Quality and evaluation#
Evaluating agents is harder than evaluating prompts because the answer depends on a sequence of choices. The eval harness has at least four layers:
- Per-tool unit tests. For every tool, an isolated test set: given input X, does the tool return the right thing? Tool bugs masquerade as agent bugs constantly.
- Per-step correctness on traces. Replay a logged trace; at each step, did the agent pick a reasonable action? Often graded by an LLM-as-judge with a rubric.
- End-to-end task success. Given a goal, does the agent finish with a correct answer? Pass / fail per task across a frozen set of representative tasks. The single most important metric.
- Cost and step distribution. Median and p95 steps per task, cost per task, tool-call counts. A regression that doubles steps without changing pass rate is still a regression.
Some agents need a “judging environment” — a sandbox that exposes the same tools as production but can be reset between runs. For coding agents, this is a test suite. For browser agents, this is a stub of the target site. For research agents, this is a frozen snapshot of the corpus they search.
Tracing is the prerequisite for all of this. Tools like LangSmith, Langfuse, Phoenix, Weights & Biases Traces, and provider-native trace UIs persist every step with timing, cost, and IO. A team without tracing is debugging blind.
Common pitfalls#
- No step limit. The agent gets stuck and runs until the bill arrives. Always cap.
- Tool descriptions copied from internal documentation. Internal docs assume context the model doesn’t have. Rewrite descriptions for the model’s perspective: what the tool does, what inputs it expects, what it returns, what error cases mean.
- Letting tool outputs into context unbounded. A scrape of a 50 KB page lands in the next prompt and crowds out the system message. Truncate, summarize, or stash and reference by handle.
- Treating non-determinism as a bug. Two runs of the same task may take different paths. Asserting byte-exact equality across runs is wrong; assert behavioral equivalence (same final answer, same outcomes on side effects).
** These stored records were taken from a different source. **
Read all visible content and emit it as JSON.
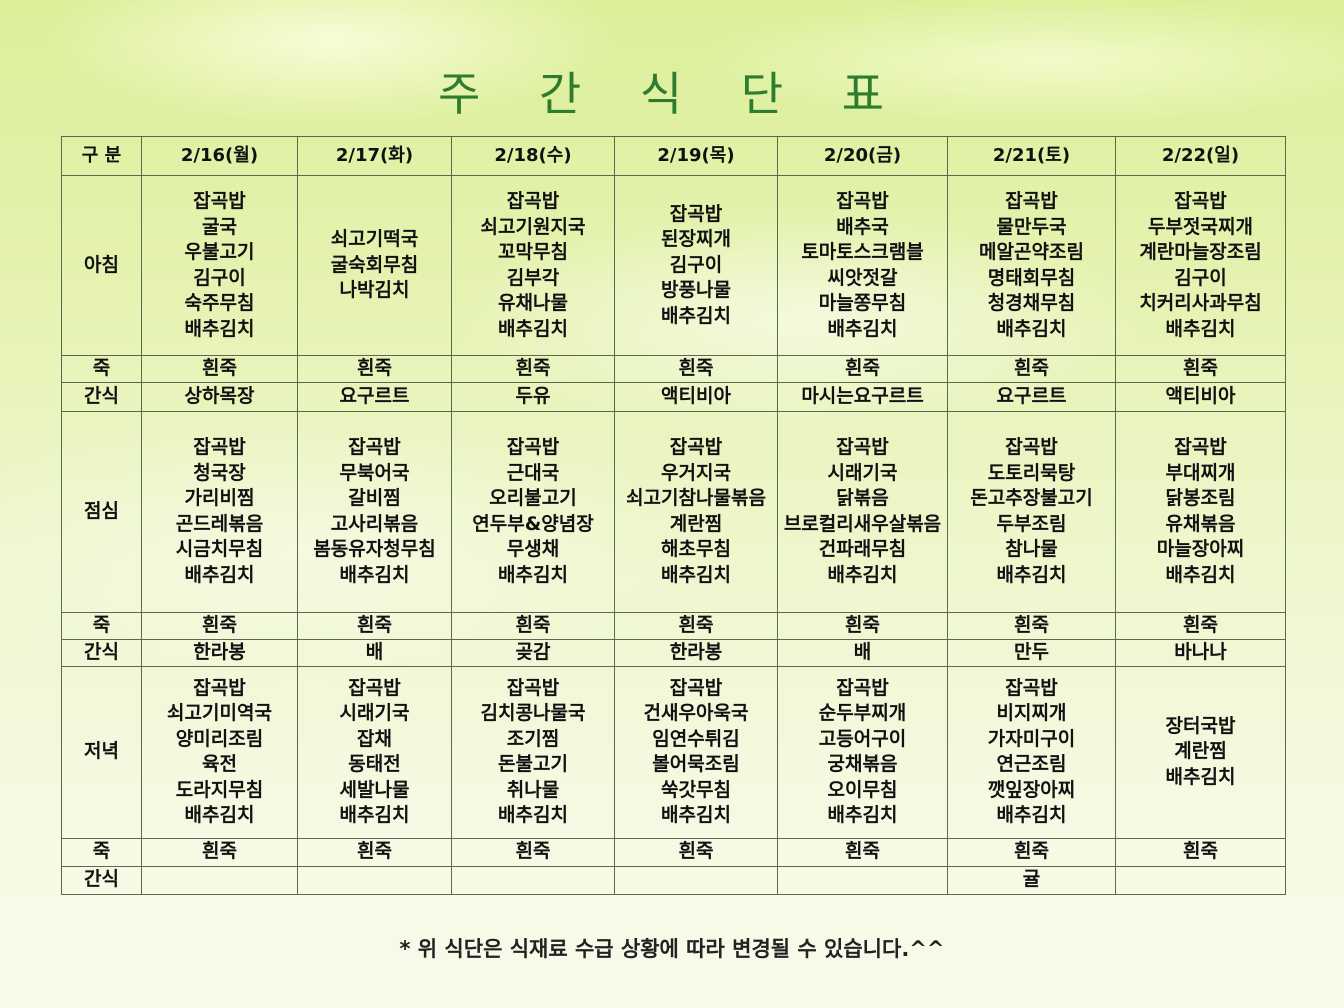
{
  "title": "주 간 식 단 표",
  "header": {
    "category_label": "구 분",
    "days": [
      "2/16(월)",
      "2/17(화)",
      "2/18(수)",
      "2/19(목)",
      "2/20(금)",
      "2/21(토)",
      "2/22(일)"
    ]
  },
  "rows": [
    {
      "label": "아침",
      "cells": [
        [
          "잡곡밥",
          "굴국",
          "우불고기",
          "김구이",
          "숙주무침",
          "배추김치"
        ],
        [
          "쇠고기떡국",
          "굴숙회무침",
          "나박김치"
        ],
        [
          "잡곡밥",
          "쇠고기원지국",
          "꼬막무침",
          "김부각",
          "유채나물",
          "배추김치"
        ],
        [
          "잡곡밥",
          "된장찌개",
          "김구이",
          "방풍나물",
          "배추김치"
        ],
        [
          "잡곡밥",
          "배추국",
          "토마토스크램블",
          "씨앗젓갈",
          "마늘쫑무침",
          "배추김치"
        ],
        [
          "잡곡밥",
          "물만두국",
          "메알곤약조림",
          "명태회무침",
          "청경채무침",
          "배추김치"
        ],
        [
          "잡곡밥",
          "두부젓국찌개",
          "계란마늘장조림",
          "김구이",
          "치커리사과무침",
          "배추김치"
        ]
      ]
    },
    {
      "label": "죽",
      "cells": [
        [
          "흰죽"
        ],
        [
          "흰죽"
        ],
        [
          "흰죽"
        ],
        [
          "흰죽"
        ],
        [
          "흰죽"
        ],
        [
          "흰죽"
        ],
        [
          "흰죽"
        ]
      ]
    },
    {
      "label": "간식",
      "cells": [
        [
          "상하목장"
        ],
        [
          "요구르트"
        ],
        [
          "두유"
        ],
        [
          "액티비아"
        ],
        [
          "마시는요구르트"
        ],
        [
          "요구르트"
        ],
        [
          "액티비아"
        ]
      ]
    },
    {
      "label": "점심",
      "cells": [
        [
          "잡곡밥",
          "청국장",
          "가리비찜",
          "곤드레볶음",
          "시금치무침",
          "배추김치"
        ],
        [
          "잡곡밥",
          "무북어국",
          "갈비찜",
          "고사리볶음",
          "봄동유자청무침",
          "배추김치"
        ],
        [
          "잡곡밥",
          "근대국",
          "오리불고기",
          "연두부&양념장",
          "무생채",
          "배추김치"
        ],
        [
          "잡곡밥",
          "우거지국",
          "쇠고기참나물볶음",
          "계란찜",
          "해초무침",
          "배추김치"
        ],
        [
          "잡곡밥",
          "시래기국",
          "닭볶음",
          "브로컬리새우살볶음",
          "건파래무침",
          "배추김치"
        ],
        [
          "잡곡밥",
          "도토리묵탕",
          "돈고추장불고기",
          "두부조림",
          "참나물",
          "배추김치"
        ],
        [
          "잡곡밥",
          "부대찌개",
          "닭봉조림",
          "유채볶음",
          "마늘장아찌",
          "배추김치"
        ]
      ]
    },
    {
      "label": "죽",
      "cells": [
        [
          "흰죽"
        ],
        [
          "흰죽"
        ],
        [
          "흰죽"
        ],
        [
          "흰죽"
        ],
        [
          "흰죽"
        ],
        [
          "흰죽"
        ],
        [
          "흰죽"
        ]
      ]
    },
    {
      "label": "간식",
      "cells": [
        [
          "한라봉"
        ],
        [
          "배"
        ],
        [
          "곶감"
        ],
        [
          "한라봉"
        ],
        [
          "배"
        ],
        [
          "만두"
        ],
        [
          "바나나"
        ]
      ]
    },
    {
      "label": "저녁",
      "cells": [
        [
          "잡곡밥",
          "쇠고기미역국",
          "양미리조림",
          "육전",
          "도라지무침",
          "배추김치"
        ],
        [
          "잡곡밥",
          "시래기국",
          "잡채",
          "동태전",
          "세발나물",
          "배추김치"
        ],
        [
          "잡곡밥",
          "김치콩나물국",
          "조기찜",
          "돈불고기",
          "취나물",
          "배추김치"
        ],
        [
          "잡곡밥",
          "건새우아욱국",
          "임연수튀김",
          "볼어묵조림",
          "쑥갓무침",
          "배추김치"
        ],
        [
          "잡곡밥",
          "순두부찌개",
          "고등어구이",
          "궁채볶음",
          "오이무침",
          "배추김치"
        ],
        [
          "잡곡밥",
          "비지찌개",
          "가자미구이",
          "연근조림",
          "깻잎장아찌",
          "배추김치"
        ],
        [
          "장터국밥",
          "계란찜",
          "배추김치"
        ]
      ]
    },
    {
      "label": "죽",
      "cells": [
        [
          "흰죽"
        ],
        [
          "흰죽"
        ],
        [
          "흰죽"
        ],
        [
          "흰죽"
        ],
        [
          "흰죽"
        ],
        [
          "흰죽"
        ],
        [
          "흰죽"
        ]
      ]
    },
    {
      "label": "간식",
      "cells": [
        [],
        [],
        [],
        [],
        [],
        [
          "귤"
        ],
        []
      ]
    }
  ],
  "note": "* 위 식단은 식재료 수급 상황에 따라 변경될 수 있습니다.^^"
}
- Mixing read and write tools casually. Writes have side effects. Read tools should be liberally available; writes should be gated by permission, budget, and approval flows.
- Letting the model decide when to stop. The model is optimistic — it declares completion before the task is done. Combine a model-emitted “done” signal with an external check (tests passing, schema validation, human review).
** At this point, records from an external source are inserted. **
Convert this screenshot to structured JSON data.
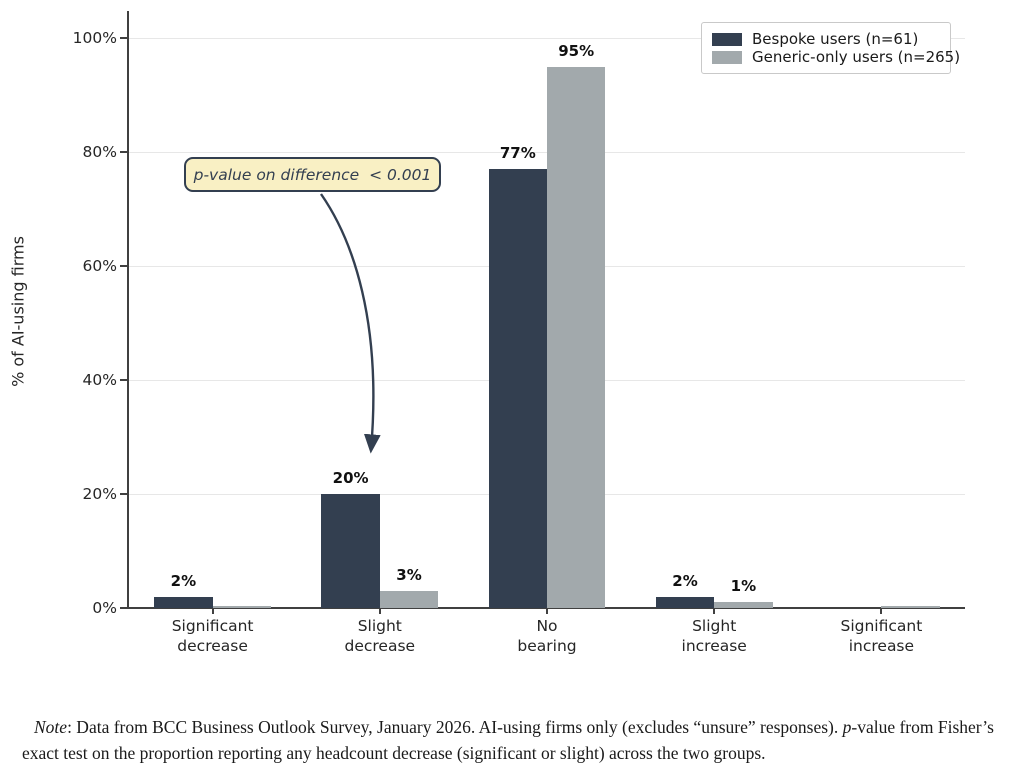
{
  "chart_data": {
    "type": "bar",
    "title": "",
    "ylabel": "% of AI-using firms",
    "xlabel": "",
    "categories": [
      "Significant\ndecrease",
      "Slight\ndecrease",
      "No\nbearing",
      "Slight\nincrease",
      "Significant\nincrease"
    ],
    "series": [
      {
        "name": "Bespoke users (n=61)",
        "color": "#333f50",
        "values": [
          2,
          20,
          77,
          2,
          0
        ],
        "bar_labels": [
          "2%",
          "20%",
          "77%",
          "2%",
          ""
        ]
      },
      {
        "name": "Generic-only users (n=265)",
        "color": "#a2a9ac",
        "values": [
          0.4,
          3,
          95,
          1,
          0.4
        ],
        "bar_labels": [
          "",
          "3%",
          "95%",
          "1%",
          ""
        ]
      }
    ],
    "yticks": [
      {
        "value": 0,
        "label": "0%"
      },
      {
        "value": 20,
        "label": "20%"
      },
      {
        "value": 40,
        "label": "40%"
      },
      {
        "value": 60,
        "label": "60%"
      },
      {
        "value": 80,
        "label": "80%"
      },
      {
        "value": 100,
        "label": "100%"
      }
    ],
    "ylim": [
      0,
      105
    ],
    "grid": "horizontal",
    "legend_position": "upper right",
    "annotation": {
      "text": "p-value on difference  < 0.001"
    }
  },
  "note": {
    "label": "Note",
    "after_label": ": Data from BCC Business Outlook Survey, January 2026. AI-using firms only (excludes “unsure” responses). ",
    "p": "p",
    "rest": "-value from Fisher’s exact test on the proportion reporting any headcount decrease (significant or slight) across the two groups."
  }
}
- Skipping the trace UI. “Logs are enough” is wrong for agents. You need step-by-step replay with timing and IO to make sense of a 30-step trace. Build the UI early.
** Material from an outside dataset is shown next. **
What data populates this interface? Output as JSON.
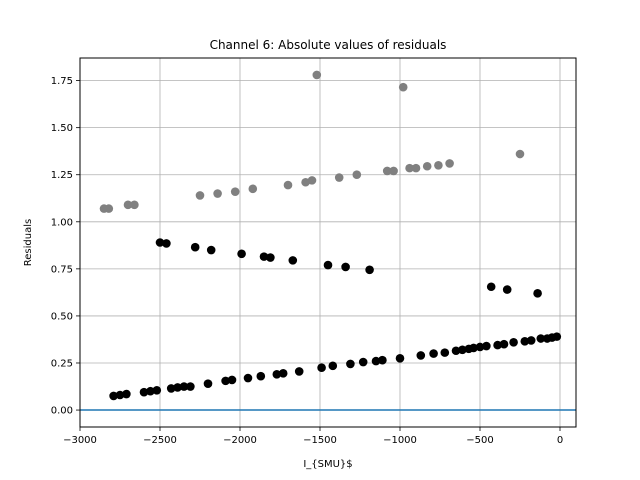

- One huge system prompt for all tasks. A 3 KB system prompt that lists every tool and every policy is a quality killer. Route by task type; load only the tools and policies the current task needs.
Related applications#
For the deeper engineering view on agents as products — runtime architecture, evaluation harnesses, safety boundaries, and the day-2 operations stack — see the Agentic workbook. The Gen AI workbook treats agents as one application; the Agentic workbook treats them as a system to be engineered end-to-end.
The minimum viable agent runtime in 80 lines
A working agent runtime is shorter than people expect. The hard parts aren’t the loop. The hard parts are: a tool registry with typed schemas, a tracer that captures every call, a budget guard that aborts when costs exceed a cap, a context compactor that summarizes old steps when the window fills, and a permission layer that gates dangerous tools. If you can stand up those five pieces, you have a runtime. Everything beyond that — multi-agent orchestration, planners, reflection — is a pattern that runs on top, not a primitive you need on day one. The teams shipping agents in production today are mostly running 200-line runtimes around frontier-model tool calls. The complexity lives in the tool implementations and the eval harness, not the runtime.